In this time of crisis MFL Westminster have been inviting various groups to share their resources to help support and sustain marriage and family life.
Our thanks to Paul and Annette O' Bierne Teams of Our Lady and authors of 'From this day forward'
There has been much coverage during our lockdown about various survival techniques, frequently mentioned is the fact that religious communities of monks and sisters joyfully undertake isolation. So, what can married couples learn from this? This morning as we woke, we were enchanted to hear Dom Christopher Jameson, Abbot President of the English Benedictines offering the idea that how novices adapt to their newly changed monastic discipline compares to our current situation. We think this includes lessons for couple relationships.
During our last 40 days (in lockdown) we have heard much about the difficulties of couples living in situations they cannot cope with and which erupt into violence of one sort or another. We know from our own experience that a variety of pressures make communication and positivity sometimes quite difficult to achieve. We quite often use the phrase, borrowed from David Wells in a talk to our Equipes Notre Dame (Teams) gathering several years ago, “…….. we need to talk”. He said this phrase - from his wife to him - always brought a sense of intense trepidation, as it suggested that change was needed.
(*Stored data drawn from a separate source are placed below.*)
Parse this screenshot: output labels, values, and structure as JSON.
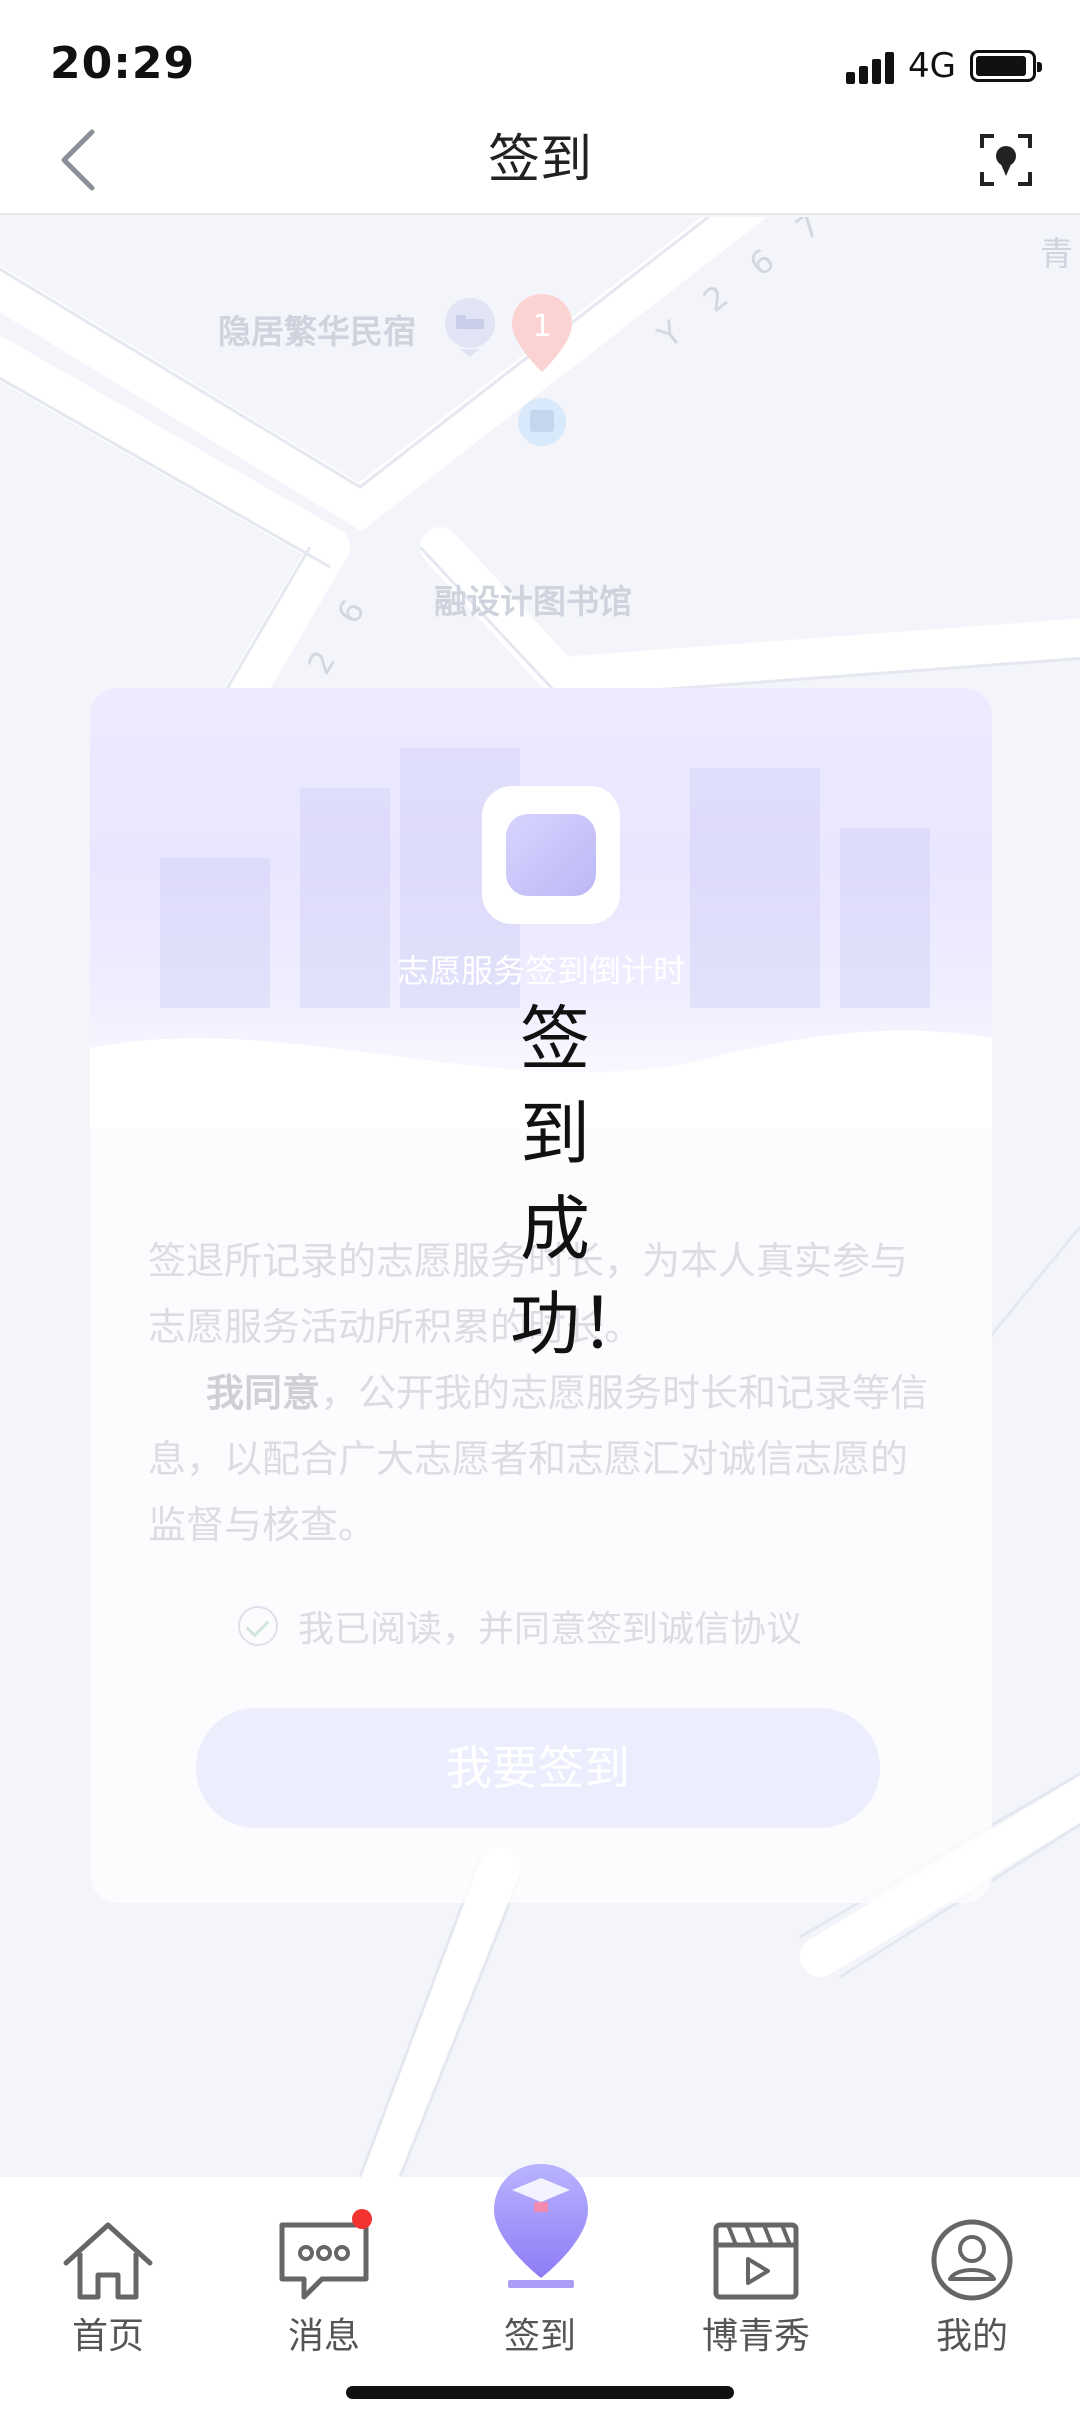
{
  "status_bar": {
    "time": "20:29",
    "network": "4G"
  },
  "nav": {
    "title": "签到",
    "back_icon": "chevron-left-icon",
    "locate_icon": "locate-icon"
  },
  "map": {
    "pois": [
      {
        "name": "隐居繁华民宿",
        "icon": "hotel-icon"
      },
      {
        "name": "融设计图书馆",
        "icon": "library-icon",
        "marker_number": "1"
      }
    ],
    "road_labels": [
      "Y 2 6 7",
      "Y 2 6"
    ],
    "edge_label": "青"
  },
  "card": {
    "countdown_label": "志愿服务签到倒计时",
    "paragraph_1": "签退所记录的志愿服务时长，为本人真实参与志愿服务活动所积累的时长。",
    "paragraph_2_bold": "我同意",
    "paragraph_2_rest": "，公开我的志愿服务时长和记录等信息，以配合广大志愿者和志愿汇对诚信志愿的监督与核查。",
    "agree_text": "我已阅读，并同意签到诚信协议",
    "agreed": true,
    "signin_button": "我要签到"
  },
  "toast": {
    "message": "签到成功！"
  },
  "tab_bar": {
    "items": [
      {
        "label": "首页",
        "icon": "home-icon"
      },
      {
        "label": "消息",
        "icon": "message-icon",
        "badge": true
      },
      {
        "label": "签到",
        "icon": "checkin-icon",
        "active": true
      },
      {
        "label": "博青秀",
        "icon": "video-icon"
      },
      {
        "label": "我的",
        "icon": "profile-icon"
      }
    ]
  },
  "colors": {
    "badge": "#f33232",
    "accent": "#8e7cf6"
  }
}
What makes it difficult for us to convert our wedding day vows into an action plan for the lifetime that might be 15,000 to 20,000 days together?
Last year we piloted “From This Day Forward” marriage enrichment. Over 4 sessions couples looked at a range of areas in their lives and together formed an action plan for the future of their marriage based on their hopes and aspirations. What would you like your marriage to be like in 5, 10, 25, 40 years?
We were lucky to join Teams just a month after we married. A key part of Teams is the Endeavours – and married Rule of Life – so just like Abbot Jameson’s novices and us all of us in lockdown, we engaged with the Teams approach to help us manage the change from singleness to being married. We are enthusiasts for using a structured approach to our married lives. Our marriage vows give the aim but not the method. Teams Endeavours give us a method for Prayer and communicating with each other.
After 5 years of marriage we joined the parish’s marriage preparation team and then in 2000 after taking on Cardinal Basil Hume’s exhortation that “what we can do together, we should” we, with the other churches in Fareham, developed the Love and Cherish Marriage preparation programme. We still present this for about 40 couples per year. However, we have always been aware of the need for support and enrichment for couples; we ourselves have needed it and our guess is that most couples do too.
This week (11th – 17th May 2020) is National Marriage Week – a chance to enthuse to many about the commitment of being a couple and how to live it. The theme is presented as “an invitation to reflect on your relationship now, to take stock, to ask where it’s going and what the future might look like whether you’re married or in a relationship.”
We know that understanding this commitment, developing communication skills and being able to handle conflict are at the heart of living as a couple; Marriage Week speaks of the “forever conversation” – and to help couples they have a really helpful set of “conversation starters” – just go to the website www.marriage-week.org.uk . We find it’s important to each collect our thoughts with questions like these and perhaps to give it 10 minutes with a pen and paper to jot some notes before sharing; it could even be a note to your other half…. “Dear ….… I think ….”
It is better to be ahead of those “We need to talk” moments. We have been impressed by the Care for the Family resources. It is great to see that the Marriage Sessions are being offered as a free online resource over the next 4 weeks starting Monday 11th May. See www.careforthefamily.org.uk The four marriage session titles give a guideline in themselves ; Cherish, Connect, Collaborate, Commit.
When we “Cherish”, we enable the other to “be the best version of themselves” – that is presumably what all loving couples want for their spouse. As the Bishop of London said at Kate and Will’s wedding when he quoted St Catherine of Sienna “Be who you were meant to be, and you will set the world on fire”. How can we do this?
In the Gospel from John 14 – Trust in God, Trust in me. There are many rooms in my Father’s house, refers to our ultimate home in heaven. We were delighted to hear our parish priest in his homily reflect that “home is where there is a covenant of continuing love”. Home, linking to St Catherine, is where we are free to be ourselves; how many couples really feel spiritually at home and cherished in their relationships?
We need to talk, we need to practice talking so that our connecting and collaboration are all going in the same direction, getting the path right. And in the background, for all couples whether churched or not is the truth given in today’s Gospel “I am the Way”. After Prayer, couples need to sit down and really talk, really listen and really communicate their hearts desires. Couples can try the resources this week from Marriage Week and Care for the Family so that they can form their marriage action plan whether in lockdown or not and live their marriage “from this day forward”.